No one who came across Zero Hour! on middle-of-the-night cable television would ever have dreamed that there would one day be another version. Not unless they knew the Zucker brothers and their friend Jim Abraham. “Zero Hour! was intensely serious and unintentionally hilarious,” says Jerry Zucker in Surely, You Can’t Be Serious: The True Story of Airplane! But the movie did have “a very well-constructed plot. You could actually use it to teach film structure. What a gift!”
Zucker's Airplane! is more of a remake of Zero Hour! than you might imagine, with the filmmakers using actual lines of dialogue and nearly all the plot from the original. “All we had to do,” says Zucker, “was add the jokes.”
Ocean's 11
“Easygoing but lazy” is Rotten Tomatoes’ summation of the 1960 version of Ocean's 11, a vanity project that allowed Frank Sinatra to hang out with his Rat Pack pals on the studio’s dime. It coasts on the charisma of Sinatra, Dean Martin, Sammy Davis Jr. and the gang, but that “barely trying” quality is exactly what makes it mid. It’s not entirely surprising that George Clooney wanted to remake it in 2001 as a way to hang with his version of cool actor pals, only Clooney, Brad Pitt and Matt Damon did it better.

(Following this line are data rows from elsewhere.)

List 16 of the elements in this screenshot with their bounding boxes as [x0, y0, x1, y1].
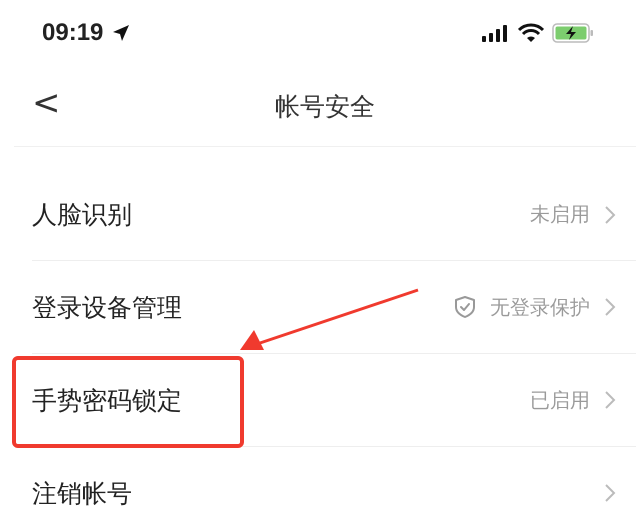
row-label: 人脸识别	[32, 199, 132, 231]
status-time: 09:19	[42, 19, 104, 47]
signal-icon	[482, 24, 510, 42]
chevron-right-icon	[604, 390, 616, 410]
row-value: 未启用	[530, 201, 590, 228]
row-value: 已启用	[530, 386, 590, 414]
row-value: 无登录保护	[490, 294, 590, 320]
row-label: 手势密码锁定	[32, 384, 182, 416]
row-label: 登录设备管理	[32, 292, 182, 324]
chevron-right-icon	[604, 297, 616, 317]
chevron-right-icon	[604, 204, 616, 224]
wifi-icon	[518, 23, 544, 43]
chevron-right-icon	[604, 483, 616, 503]
row-label: 注销帐号	[32, 478, 132, 508]
back-button[interactable]: <	[28, 86, 64, 120]
page-title: 帐号安全	[275, 90, 375, 122]
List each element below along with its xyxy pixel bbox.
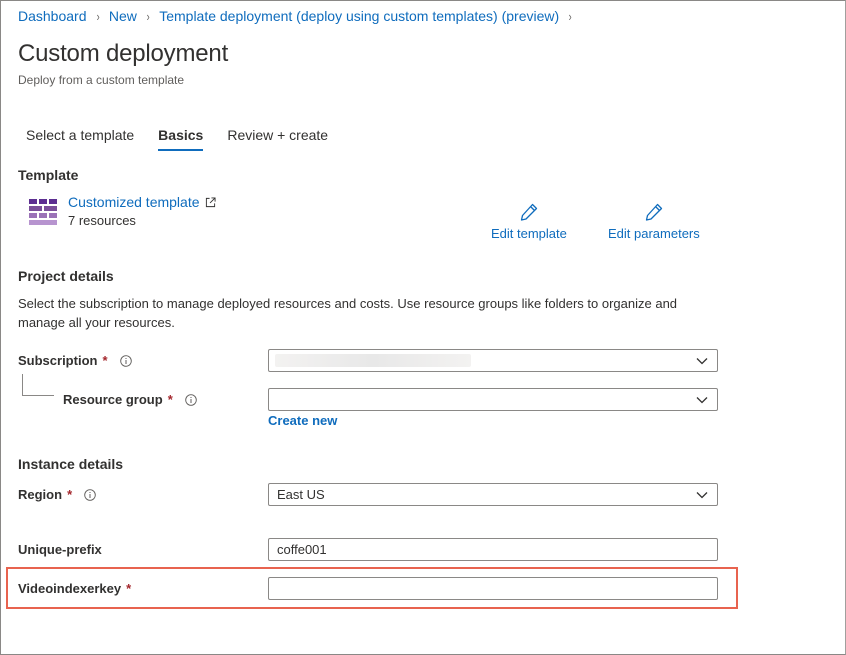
chevron-down-icon — [696, 397, 708, 404]
breadcrumb: Dashboard › New › Template deployment (d… — [18, 7, 582, 25]
required-marker: * — [126, 581, 132, 596]
required-marker: * — [167, 392, 173, 407]
breadcrumb-template-deployment[interactable]: Template deployment (deploy using custom… — [159, 8, 559, 24]
external-link-icon — [205, 196, 216, 207]
unique-prefix-label: Unique-prefix — [18, 542, 102, 557]
pencil-icon — [520, 203, 538, 221]
required-marker: * — [102, 353, 108, 368]
chevron-down-icon — [696, 492, 708, 499]
pencil-icon — [645, 203, 663, 221]
customized-template-link[interactable]: Customized template — [68, 194, 216, 210]
region-label: Region * — [18, 487, 96, 502]
info-icon[interactable] — [84, 488, 96, 501]
tab-select-template[interactable]: Select a template — [26, 127, 134, 151]
region-label-text: Region — [18, 487, 63, 502]
subscription-dropdown[interactable] — [268, 349, 718, 372]
breadcrumb-separator: › — [568, 8, 572, 24]
instance-details-heading: Instance details — [18, 456, 124, 472]
videoindexerkey-label: Videoindexerkey * — [18, 581, 131, 596]
unique-prefix-input[interactable]: coffe001 — [268, 538, 718, 561]
info-icon[interactable] — [119, 354, 132, 367]
info-icon[interactable] — [184, 393, 197, 406]
videoindexerkey-input[interactable] — [268, 577, 718, 600]
page-title: Custom deployment — [18, 40, 229, 67]
wizard-tabs: Select a template Basics Review + create — [26, 127, 352, 153]
customized-template-label: Customized template — [68, 194, 200, 210]
subscription-value-redacted — [275, 354, 471, 367]
breadcrumb-separator: › — [96, 8, 100, 24]
template-resources-count: 7 resources — [68, 213, 136, 228]
edit-template-label: Edit template — [491, 226, 567, 241]
create-new-link[interactable]: Create new — [268, 413, 337, 428]
subscription-label-text: Subscription — [18, 353, 98, 368]
page-subtitle: Deploy from a custom template — [18, 73, 185, 87]
unique-prefix-value: coffe001 — [277, 542, 327, 557]
template-heading: Template — [18, 167, 79, 183]
project-details-heading: Project details — [18, 268, 114, 284]
edit-template-button[interactable]: Edit template — [491, 202, 567, 241]
subscription-label: Subscription * — [18, 353, 132, 368]
edit-parameters-label: Edit parameters — [608, 226, 700, 241]
template-grid-icon — [29, 199, 57, 225]
tab-review-create[interactable]: Review + create — [227, 127, 328, 151]
chevron-down-icon — [696, 358, 708, 365]
resource-group-dropdown[interactable] — [268, 388, 718, 411]
tab-basics[interactable]: Basics — [158, 127, 204, 151]
breadcrumb-new[interactable]: New — [109, 8, 137, 24]
required-marker: * — [67, 487, 73, 502]
region-dropdown[interactable]: East US — [268, 483, 718, 506]
region-value: East US — [277, 487, 325, 502]
resource-group-label-text: Resource group — [63, 392, 163, 407]
project-details-description: Select the subscription to manage deploy… — [18, 296, 678, 330]
videoindexerkey-label-text: Videoindexerkey — [18, 581, 122, 596]
resource-group-label: Resource group * — [63, 392, 197, 407]
edit-parameters-button[interactable]: Edit parameters — [608, 202, 700, 241]
resource-group-tree-connector — [22, 374, 54, 396]
unique-prefix-label-text: Unique-prefix — [18, 542, 102, 557]
breadcrumb-separator: › — [146, 8, 150, 24]
breadcrumb-dashboard[interactable]: Dashboard — [18, 8, 87, 24]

The Little Shop of Horrors
1960 also saw the debut of The Little Shop of Horrors, a black comedy from B-movie maestro Roger Corman. The cheap special effects are laughable, and most audience members at the time saw it as one more terrible drive-in horror movie. But wouldn’t it be funny, an enterprising playwright thought, to set all of the cartoonish gore to music? Little Shop of Horrors got its first remake as an off-off-Broadway musical, graduated to a five-year off-Broadway run, and then became a movie once again starring Rick Moranis and Steve Martin. It’s an unlikely journey that almost resulted in another 2020 remake featuring Scarlett Johansson as Audrey. Pesky pandemic.
The Wizard of Oz
Before Judy Garland traveled over the rainbow, there was a silent, 1925 telling of The Wizard of Oz. Movie critic Dennis Schwartz summed up his reaction: “Terrible version of The Wizard of Oz that’s filmed as a heavy-handed slapstick comedy.” You might not recognize this telling of the tale, featuring a toymaker who reads Dorothy’s story to his young granddaughter. The film makes up myriad characters who will be completely unfamiliar to anyone who’s seen the Garland version or who read the L. Frank Baum books for that matter. Why silent comedy star Larry Semon decided to invent all those ancillary characters, we’ll never know — but thank goodness this one was remade into the timeless classic.